While the Kinder Morgan natural gas pipeline proposed for the Southern tier of the state has gotten a lot of attention of late it’s not the only project proposed for the region. There’s another pipeline build-out on the table in Massachusetts, and people in New Hampshire – even those who don’t buy any natural gas – could wind up both paying for it, and benefiting from it.
The project in question is called Access Northeast, and it stretches from Pennsylvania to Boston and through seven New Hampshire communities, then into Maine and the Canadian Maritimes. It was announced last year as a partnership between pipeline developer Spectra Energy and New England’s biggest electric utility – Eversource Energy (formerly Northeast Utilities).
It would involve replacing an already existing pipeline with bigger pipe and cost around $3 billion dollars. It would bump up the region’s gas pipeline capacity by something on the order of 20 percent.
And according to an analysis commissioned by its developers, it will lower electric rates.
“Once Access Northeast is operational, it’s projected to save customers, on an average year, kind of an average winter, about a billion dollars a year across our region,” said Lee Olivier in a conference call Wednesday held to announce National Grid has joined the project.
The fact that electric utilities are proposing to pay for natural gas pipeline is what makes this project different. Eversource and National Grid will ask for permission to pass on the costs of developing the pipeline on to New England’s electric rate-payers.
National Grid’s senior Vice President John Flynn said this proposal is “absolutely not a sure thing, but yes, it’s utterly unprecedented.”
Normally natural gas heating companies pay for pipeline expansions. They then sell whatever capacity they aren’t using to electric power plants during the summers and other low demand periods.

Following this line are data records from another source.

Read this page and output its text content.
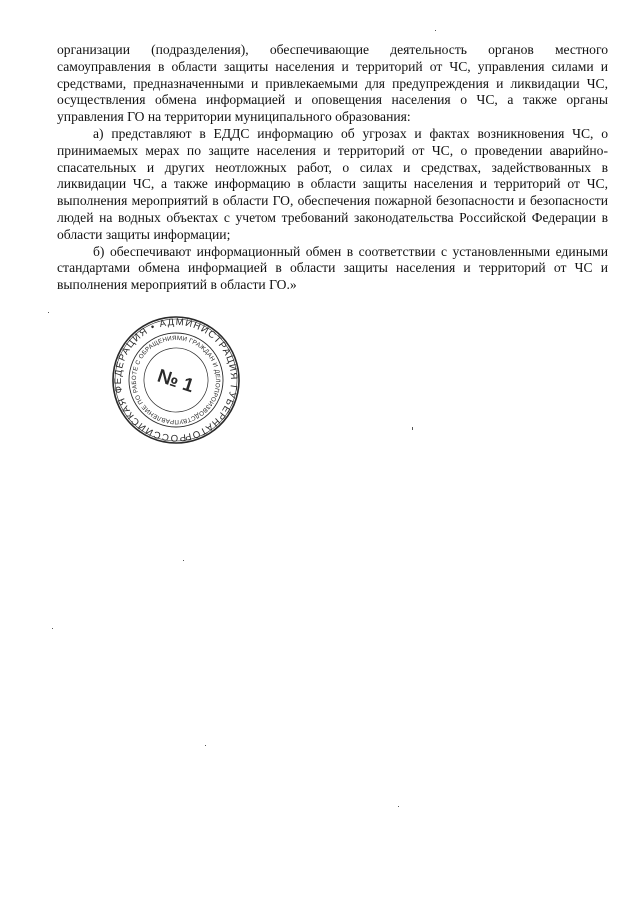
организации (подразделения), обеспечивающие деятельность органов местного самоуправления в области защиты населения и территорий от ЧС, управления силами и средствами, предназначенными и привлекаемыми для предупреждения и ликвидации ЧС, осуществления обмена информацией и оповещения населения о ЧС, а также органы управления ГО на территории муниципального образования:

а) представляют в ЕДДС информацию об угрозах и фактах возникновения ЧС, о принимаемых мерах по защите населения и территорий от ЧС, о проведении аварийно-спасательных и других неотложных работ, о силах и средствах, задействованных в ликвидации ЧС, а также информацию в области защиты населения и территорий от ЧС, выполнения мероприятий в области ГО, обеспечения пожарной безопасности и безопасности людей на водных объектах с учетом требований законодательства Российской Федерации в области защиты информации;

б) обеспечивают информационный обмен в соответствии с установленными едиными стандартами обмена информацией в области защиты населения и территорий от ЧС и выполнения мероприятий в области ГО.»

РОССИЙСКАЯ ФЕДЕРАЦИЯ • АДМИНИСТРАЦИЯ ГУБЕРНАТОРА
УПРАВЛЕНИЕ ПО РАБОТЕ С ОБРАЩЕНИЯМИ ГРАЖДАН И ДЕЛОПРОИЗВОДСТВУ
№ 1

Under this plan, it would be the electric companies who would sell capacity to power plants. While electric ratepayers would pay for the gas pipeline, the companies contend overall electric bills would drop thanks to lower electric rates, and revenues from selling pipeline capacity.
“There should be a net reduction over the first year to 18 months of the customer’s bill,” Eversource’s Olivier explained.
This proposal faces its own challenges.
“I don’t see how New Hampshire law would currently provide for that,” says Cliff Below, a former New Hampshire Public Utilities Commissioner and state senator.
Below says this would be less complicated “in states that have fully integrated utilities … and you can’t choose any other source.” But in New Hampshire market deregulation, which lets customers choose their electricity provider, means to fund this project through rate-payers will require rewriting state law.
That process is rarely uncomplicated.
**Clarification: An earlier version of this story misstated the geographic areas of the project.